Tuesday, March 04, 2003
I've been thinking about our culture's burgeoning obsession with the penis. It's rather difficult not to, since I get a pile of penis-related spam every day (and having four active e-mail accounts, well, that adds up to a lot of penis spam). I've received thirty such solicitations at Desvernine@aol.com in the past week alone. A few address the issue of male impotence, but most of them are concerned with drugs (usually Viagra) and exercises which will, supposedly, increase the size of a man's penis. I'm not exactly sure why. I don't know many women who think bigger is better. I sure don't. I think it's something that's spread from the gay male subculture to mainstream culture. At any rate, it's a fairly monotonous lot of spam. I was amused yesterday, though, at one such advert with the intriguingly cryptic subject line, "accesxory phoaodiode." I had to look, even though I suspected what was waiting for me. With a come-on like that, how could I do otherwise? "Strengthen and harden your erection like a length of steel pipe," it promised. "Develop your PC muscle to form a truly muscular-looking penis that will impress and arouse your lover. I guarantee they'll brag to their friends"
I think I'll take this as proof positive that I really don't don't live in the same world as most people. I'd rather not consider a gaggle of women bragging to one another about their man's steel-pipe erection. It's just too icky.
Don't think I have anything against penises. No, they're fine things (though they'd be significantly more practical and attractive if they were retractable). Within reason. I'm not so sure that 7"-8" is within reason. Way too much of a good thing. I know that excess is in these days, but there are certain considerations of the female anatomy that should be entertained.

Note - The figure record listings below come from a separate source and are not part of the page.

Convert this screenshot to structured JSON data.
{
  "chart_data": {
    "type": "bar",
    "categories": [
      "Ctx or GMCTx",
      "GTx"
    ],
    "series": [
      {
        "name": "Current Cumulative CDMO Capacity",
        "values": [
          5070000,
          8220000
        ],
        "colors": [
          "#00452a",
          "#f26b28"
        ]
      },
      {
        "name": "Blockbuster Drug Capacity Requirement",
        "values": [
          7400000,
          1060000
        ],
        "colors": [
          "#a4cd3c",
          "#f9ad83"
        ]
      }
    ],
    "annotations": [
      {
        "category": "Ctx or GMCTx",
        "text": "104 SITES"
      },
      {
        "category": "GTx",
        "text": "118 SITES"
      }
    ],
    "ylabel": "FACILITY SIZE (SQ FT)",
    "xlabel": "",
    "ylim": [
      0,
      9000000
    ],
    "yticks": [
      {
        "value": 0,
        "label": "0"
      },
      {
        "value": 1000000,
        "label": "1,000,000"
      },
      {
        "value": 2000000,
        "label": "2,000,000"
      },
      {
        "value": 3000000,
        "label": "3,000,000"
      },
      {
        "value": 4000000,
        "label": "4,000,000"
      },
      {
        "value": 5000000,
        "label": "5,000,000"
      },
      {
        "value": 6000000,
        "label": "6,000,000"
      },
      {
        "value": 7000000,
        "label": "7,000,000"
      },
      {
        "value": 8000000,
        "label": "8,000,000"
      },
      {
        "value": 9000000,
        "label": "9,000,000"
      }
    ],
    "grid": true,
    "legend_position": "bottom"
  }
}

Unless one has no intent of employing one's penis in male-female intercourse.
I started wondering, what would the world be like if it suffered from a collective vulvic fixation, rather than a phallic one? Instead of skyscrapers, might our cities consist of fantastic inverted architectures? Certainly they would pose no greater engineering difficulties than skyscrapers did (and do). It would all be about a race to have the deepest, not the tallest. It's a neat idea. But it's my idea and if you steal it, I'll sue.
Yesterday, Spooky and I spent over four hours editing the LRM ms. and there's still a lot to do. So I cancelled my plans to be out of town today. With any luck I can be mostly done by this evening. With any luck. Inevitably, I underestimate the time that will be required for a revision job. Almost every frelling time. We discovered eleven separate instances where, in the book, I'd used the phrase "long, long." Oh, and "long hall" or "long hallway." That's pretty damn vulvic, which is appropriate for this novel. Now that I think about it, my fiction's pretty damned vulvic, all in all. Jennifer's almost finished with her proofreading, then I'll have that set of notes, as well.
After a brief respite, the eBay auction is on again. Lots of stuff. Lots of stuff you can't live without. It's not stuff that'll give you a deeper vagina or a harder clit, but it's still pretty cool stuff.
Buy Me!!!!
Yesterday, Spooky and I picked up a copy of Nick Cave's latest, Nocturama. I've only had time to listen to it once, but it's good. More robust than his last album or two, I think.
When my eyes started bleeding too much to work on the ms. any longer, we watched "A Clockwork Nebari" and "Die Me, Dichotomy" from the Farscape Volume 5, Season 2 DVD, because everyone knows that television screens are much easier on your eyes than a computer monitor.